À notre arrivée devant le département, Ryan Begin, un ex-Marine, a allumé un joint grossièrement roulé. En 2004, lors d’une patrouille en Irak, il s’est gravement blessé le coude droit à cause d’une bombe posée aux abords d’une route. Depuis, il a perdu l’usage de son bras. À son retour chez lui, il a passé une bonne partie de ses journées à noyer ses problèmes dans l’alcool, et a fini par développer une addiction à ses médicaments. Il a été arrêté à plusieurs reprises, a essayé de donner un coup de boule au procureur qui le traînait en justice, passé 43 jours en prison et perdu la garde de sa fille. Plus tard, Begin a commencé à fumer de la weed et s’est rendu compte qu’il n’avait plus besoin de ses médicaments. « Je n’oublierai jamais ce que j’ai vu », m’a-t-il confié quelques semaines plus tard, alors que je lui rendais visite chez lui, dans le Maine. « Je pense que le cannabis me permet de me sentir en sûreté, sans me mettre dans un état de folie permanent. » Il estime fumer une dizaine de joints par jour.

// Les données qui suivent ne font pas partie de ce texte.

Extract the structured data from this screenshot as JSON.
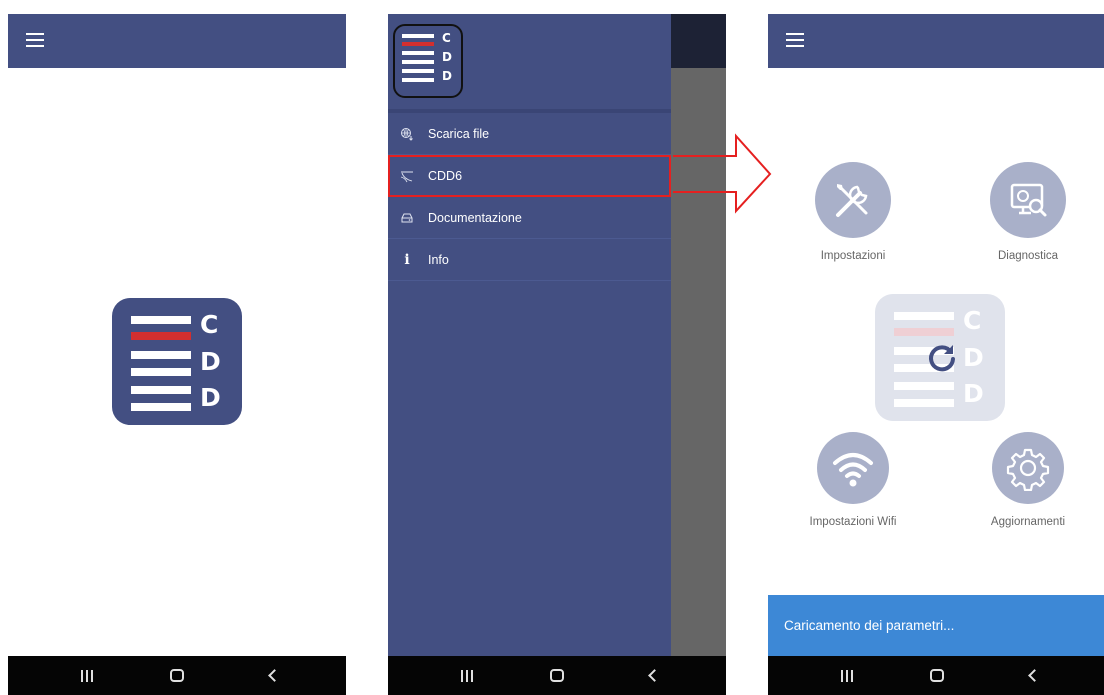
{
  "logo": {
    "letters": [
      "C",
      "D",
      "D"
    ]
  },
  "drawer": {
    "items": [
      {
        "label": "Scarica file",
        "icon": "download-globe-icon"
      },
      {
        "label": "CDD6",
        "icon": "cable-icon",
        "highlighted": true
      },
      {
        "label": "Documentazione",
        "icon": "drive-icon"
      },
      {
        "label": "Info",
        "icon": "info-icon",
        "glyph": "i"
      }
    ]
  },
  "dashboard": {
    "tiles": [
      {
        "label": "Impostazioni",
        "icon": "tools-icon"
      },
      {
        "label": "Diagnostica",
        "icon": "monitor-search-icon"
      },
      {
        "label": "Impostazioni Wifi",
        "icon": "wifi-icon"
      },
      {
        "label": "Aggiornamenti",
        "icon": "gear-icon"
      }
    ],
    "snackbar": "Caricamento dei parametri..."
  },
  "colors": {
    "primary": "#434f82",
    "logo_red": "#d32f2f",
    "tile_circle": "#a9b0c9",
    "snackbar": "#3d88d6",
    "annotation": "#e52020",
    "navbar": "#050505"
  }
}
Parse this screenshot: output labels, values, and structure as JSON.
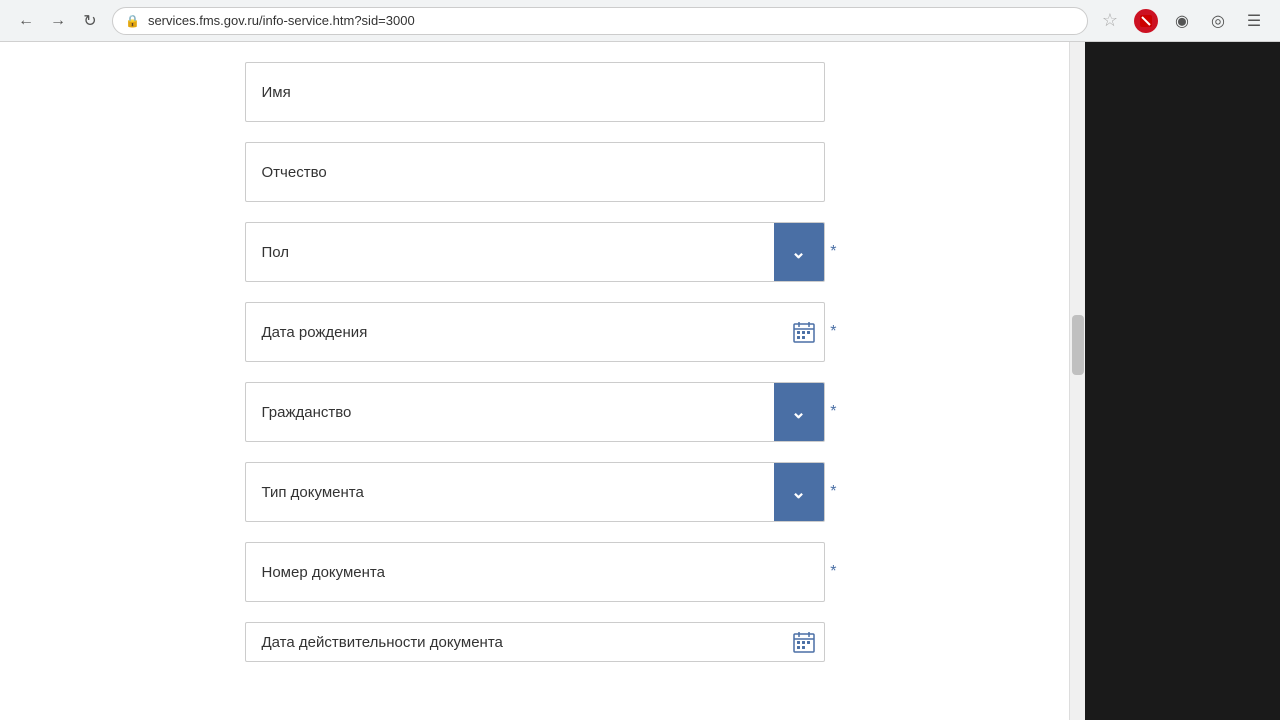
{
  "browser": {
    "url": "services.fms.gov.ru/info-service.htm?sid=3000",
    "back_disabled": false,
    "forward_disabled": false
  },
  "form": {
    "fields": [
      {
        "id": "imya",
        "type": "text",
        "placeholder": "Имя",
        "required": false
      },
      {
        "id": "otchestvo",
        "type": "text",
        "placeholder": "Отчество",
        "required": false
      },
      {
        "id": "pol",
        "type": "select",
        "placeholder": "Пол",
        "required": true
      },
      {
        "id": "data_rozhdeniya",
        "type": "date",
        "placeholder": "Дата рождения",
        "required": true
      },
      {
        "id": "grazhdanstvo",
        "type": "select",
        "placeholder": "Гражданство",
        "required": true
      },
      {
        "id": "tip_dokumenta",
        "type": "select",
        "placeholder": "Тип документа",
        "required": true
      },
      {
        "id": "nomer_dokumenta",
        "type": "text",
        "placeholder": "Номер документа",
        "required": true
      },
      {
        "id": "data_deystvitelnosti",
        "type": "date",
        "placeholder": "Дата действительности документа",
        "required": false
      }
    ]
  }
}
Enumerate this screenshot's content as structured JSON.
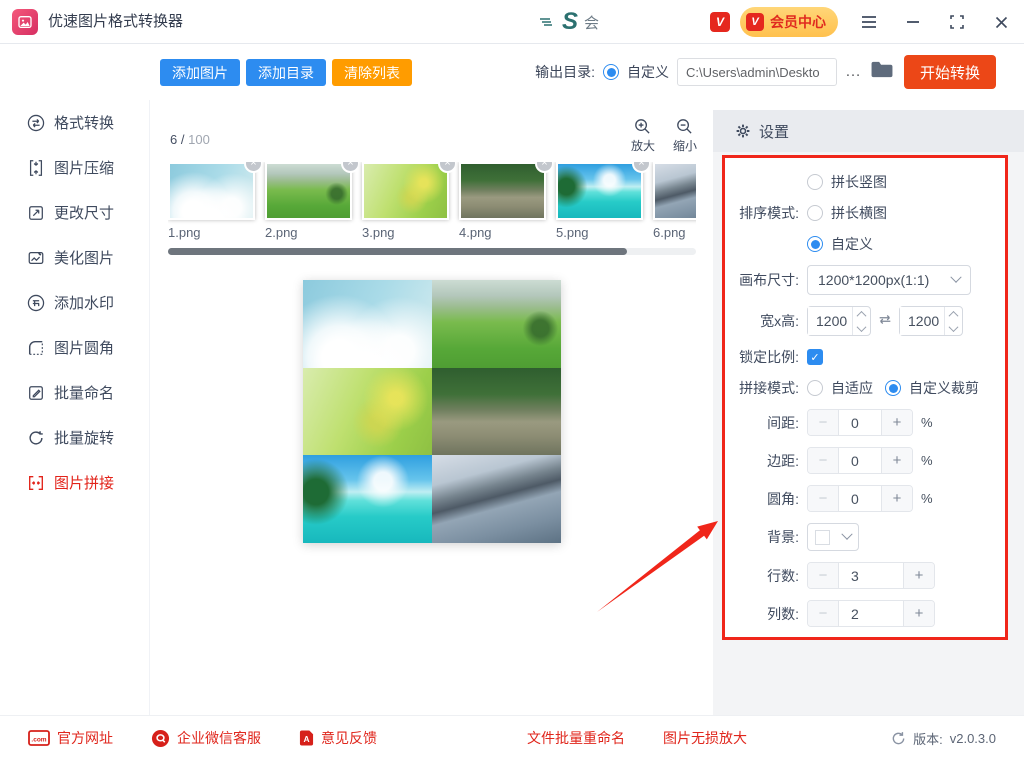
{
  "titlebar": {
    "app_title": "优速图片格式转换器",
    "logo_badge": "会",
    "vip_badge": "V",
    "member_center": "会员中心"
  },
  "toolbar": {
    "add_images": "添加图片",
    "add_folder": "添加目录",
    "clear_list": "清除列表",
    "output_label": "输出目录:",
    "output_option": "自定义",
    "output_path": "C:\\Users\\admin\\Deskto",
    "more": "…",
    "start": "开始转换"
  },
  "sidebar": {
    "items": [
      {
        "label": "格式转换"
      },
      {
        "label": "图片压缩"
      },
      {
        "label": "更改尺寸"
      },
      {
        "label": "美化图片"
      },
      {
        "label": "添加水印"
      },
      {
        "label": "图片圆角"
      },
      {
        "label": "批量命名"
      },
      {
        "label": "批量旋转"
      },
      {
        "label": "图片拼接",
        "active": true
      }
    ]
  },
  "filelist": {
    "count_current": "6",
    "count_divider": "/",
    "count_total": "100",
    "zoom_in": "放大",
    "zoom_out": "缩小",
    "close": "×",
    "files": [
      "1.png",
      "2.png",
      "3.png",
      "4.png",
      "5.png",
      "6.png"
    ]
  },
  "settings": {
    "title": "设置",
    "sort_label": "排序模式:",
    "sort_opt1": "拼长竖图",
    "sort_opt2": "拼长横图",
    "sort_opt3": "自定义",
    "canvas_label": "画布尺寸:",
    "canvas_value": "1200*1200px(1:1)",
    "wh_label": "宽x高:",
    "width_value": "1200",
    "height_value": "1200",
    "lock_label": "锁定比例:",
    "check": "✓",
    "stitch_label": "拼接模式:",
    "stitch_opt1": "自适应",
    "stitch_opt2": "自定义裁剪",
    "gap_label": "间距:",
    "gap_value": "0",
    "margin_label": "边距:",
    "margin_value": "0",
    "corner_label": "圆角:",
    "corner_value": "0",
    "percent": "%",
    "bg_label": "背景:",
    "rows_label": "行数:",
    "rows_value": "3",
    "cols_label": "列数:",
    "cols_value": "2",
    "minus": "−",
    "plus": "+"
  },
  "footer": {
    "com": ".com",
    "site": "官方网址",
    "wechat": "企业微信客服",
    "feedback": "意见反馈",
    "rename": "文件批量重命名",
    "upscale": "图片无损放大",
    "version_label": "版本:",
    "version_value": "v2.0.3.0"
  },
  "colors": {
    "accent_blue": "#2d8cf0",
    "accent_orange": "#ff9c00",
    "start_red": "#ec4717",
    "annotation_red": "#f0261a",
    "link_red": "#e0261c"
  }
}
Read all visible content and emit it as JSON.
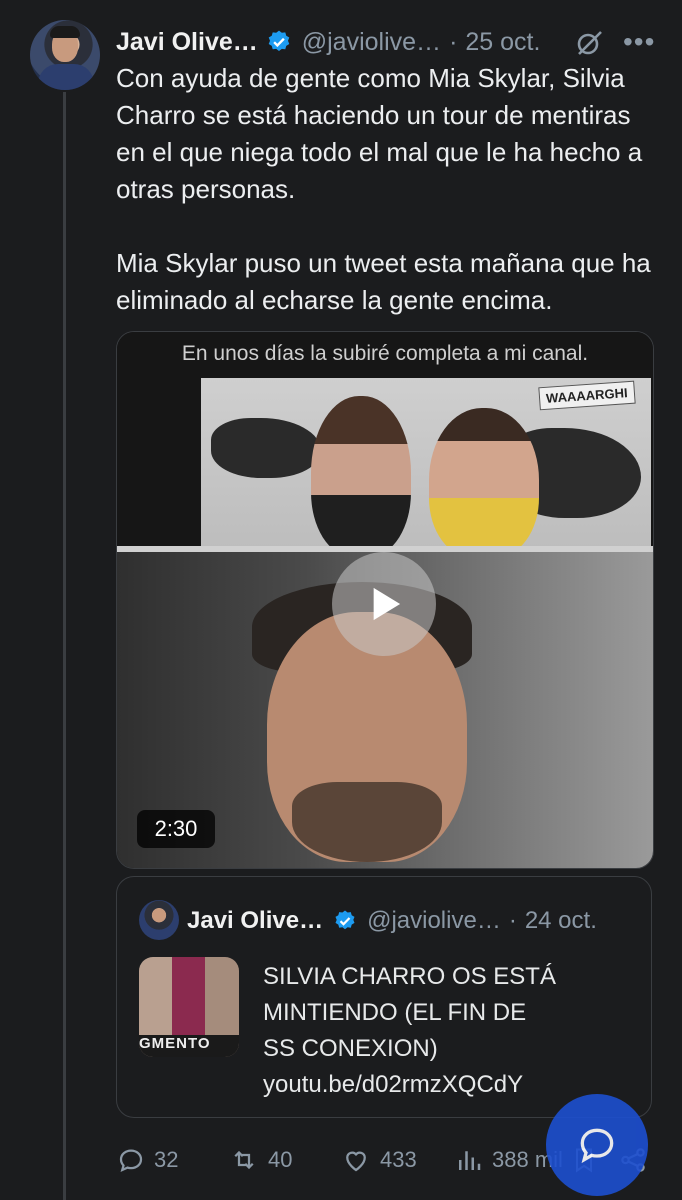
{
  "tweet": {
    "author_name": "Javi Olive…",
    "handle": "@javiolive…",
    "separator": "·",
    "date": "25 oct.",
    "paragraphs": [
      "Con ayuda de gente como Mia Skylar, Silvia Charro se está haciendo un tour de mentiras en el que niega todo el mal que le ha hecho a otras personas.",
      "Mia Skylar puso un tweet esta mañana que ha eliminado al echarse la gente encima."
    ],
    "video": {
      "caption": "En unos días la subiré completa a mi canal.",
      "sticker": "WAAAARGHI",
      "duration": "2:30"
    },
    "quote": {
      "author_name": "Javi Olive…",
      "handle": "@javiolive…",
      "separator": "·",
      "date": "24 oct.",
      "thumb_text": "GMENTO",
      "lines": [
        "SILVIA CHARRO OS ESTÁ",
        "MINTIENDO (EL FIN DE",
        "SS CONEXION)",
        "youtu.be/d02rmzXQCdY"
      ]
    },
    "actions": {
      "replies": "32",
      "retweets": "40",
      "likes": "433",
      "views": "388 mil"
    }
  },
  "colors": {
    "background": "#1b1c1e",
    "verified": "#1d9bf0",
    "fab": "#1d4fd0",
    "muted": "#8b98a5"
  },
  "icons": [
    "verified-badge-icon",
    "grok-icon",
    "more-icon",
    "play-icon",
    "reply-icon",
    "retweet-icon",
    "like-icon",
    "views-icon",
    "bookmark-icon",
    "share-icon",
    "compose-reply-icon"
  ]
}
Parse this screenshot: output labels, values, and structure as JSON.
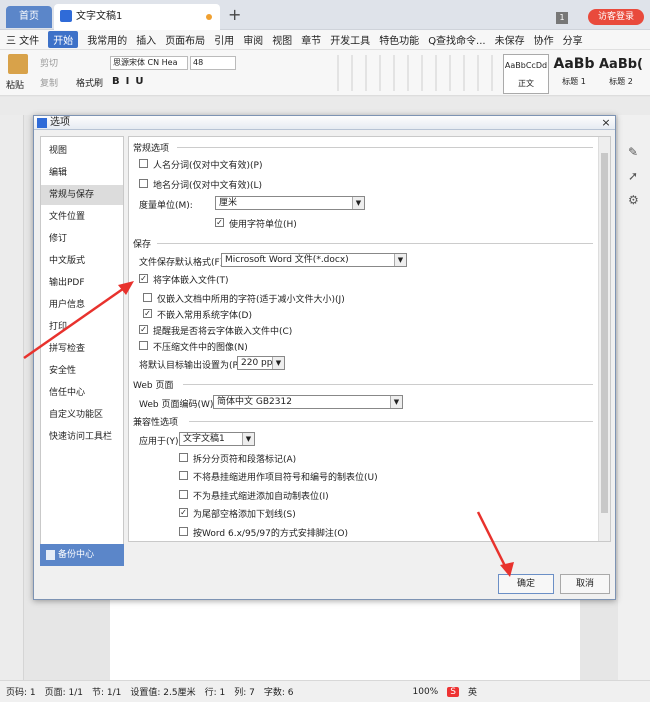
{
  "tabs": {
    "home": "首页",
    "doc": "文字文稿1"
  },
  "topright": {
    "badge": "1",
    "visitor": "访客登录"
  },
  "menu": {
    "items": [
      "三 文件",
      "开始",
      "我常用的",
      "插入",
      "页面布局",
      "引用",
      "审阅",
      "视图",
      "章节",
      "开发工具",
      "特色功能",
      "Q查找命令...",
      "未保存",
      "协作",
      "分享"
    ]
  },
  "ribbon": {
    "paste": "粘贴",
    "cut": "剪切",
    "copy": "复制",
    "format_painter": "格式刷",
    "font_name": "思源宋体 CN Hea",
    "font_size": "48",
    "styles": [
      {
        "preview": "AaBbCcDd",
        "name": "正文"
      },
      {
        "preview": "AaBb",
        "name": "标题 1"
      },
      {
        "preview": "AaBb(",
        "name": "标题 2"
      }
    ]
  },
  "dialog": {
    "title": "选项",
    "close": "×",
    "nav": [
      "视图",
      "编辑",
      "常规与保存",
      "文件位置",
      "修订",
      "中文版式",
      "输出PDF",
      "用户信息",
      "打印",
      "拼写检查",
      "安全性",
      "信任中心",
      "自定义功能区",
      "快速访问工具栏"
    ],
    "nav_selected": 2,
    "backup": "备份中心",
    "general": {
      "header": "常规选项",
      "name_split": "人名分词(仅对中文有效)(P)",
      "place_split": "地名分词(仅对中文有效)(L)",
      "unit_label": "度量单位(M):",
      "unit_value": "厘米",
      "char_unit": "使用字符单位(H)"
    },
    "save": {
      "header": "保存",
      "format_label": "文件保存默认格式(F):",
      "format_value": "Microsoft Word 文件(*.docx)",
      "embed_fonts": "将字体嵌入文件(T)",
      "embed_used_only": "仅嵌入文档中所用的字符(适于减小文件大小)(J)",
      "no_common": "不嵌入常用系统字体(D)",
      "remind_cloud": "提醒我是否将云字体嵌入文件中(C)",
      "no_compress": "不压缩文件中的图像(N)",
      "target_label": "将默认目标输出设置为(P):",
      "target_value": "220 ppi"
    },
    "web": {
      "header": "Web 页面",
      "encoding_label": "Web 页面编码(W):",
      "encoding_value": "简体中文 GB2312"
    },
    "compat": {
      "header": "兼容性选项",
      "apply_label": "应用于(Y):",
      "apply_value": "文字文稿1",
      "opts": [
        {
          "label": "拆分分页符和段落标记(A)",
          "checked": false
        },
        {
          "label": "不将悬挂缩进用作项目符号和编号的制表位(U)",
          "checked": false
        },
        {
          "label": "不为悬挂式缩进添加自动制表位(I)",
          "checked": false
        },
        {
          "label": "为尾部空格添加下划线(S)",
          "checked": true
        },
        {
          "label": "按Word 6.x/95/97的方式安排脚注(O)",
          "checked": false
        }
      ]
    },
    "ok": "确定",
    "cancel": "取消"
  },
  "status": {
    "items": [
      "页码: 1",
      "页面: 1/1",
      "节: 1/1",
      "设置值: 2.5厘米",
      "行: 1",
      "列: 7",
      "字数: 6"
    ],
    "zoom": "100%",
    "ime": "英"
  }
}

La position du Département des Anciens Combattants envers la weed est relativement simple à comprendre : puisque la marijuana est illégale d’un point de vue fédéral, les docteurs associés au département ne peuvent pas la prescrire ou la recommander. Les vétérans ne peuvent donc pas obtenir de marijuana médicale, même dans les États où celle-ci est légale. Comme me l’a expliqué le Dr Darren Deering, qui travaille au Département : « Nous sommes une agence fédérale. À un niveau fédéral, la marijuana n’est toujours pas considérée comme un traitement légal. »
À Washington, Begin a passé le joint aux autres vétérans, provoquant un fou rire général. Fumer de la weed près d’un établissement fédéral est toujours considéré comme un crime – même à DC, où le cannabis a été légalisé. Begin a lu une plaque sur laquelle se trouvait la devise du Département des Anciens Combattants : « Porter soin à l’homme qui a affronté le combat, et soulagement à sa veuve et à son orphelin. »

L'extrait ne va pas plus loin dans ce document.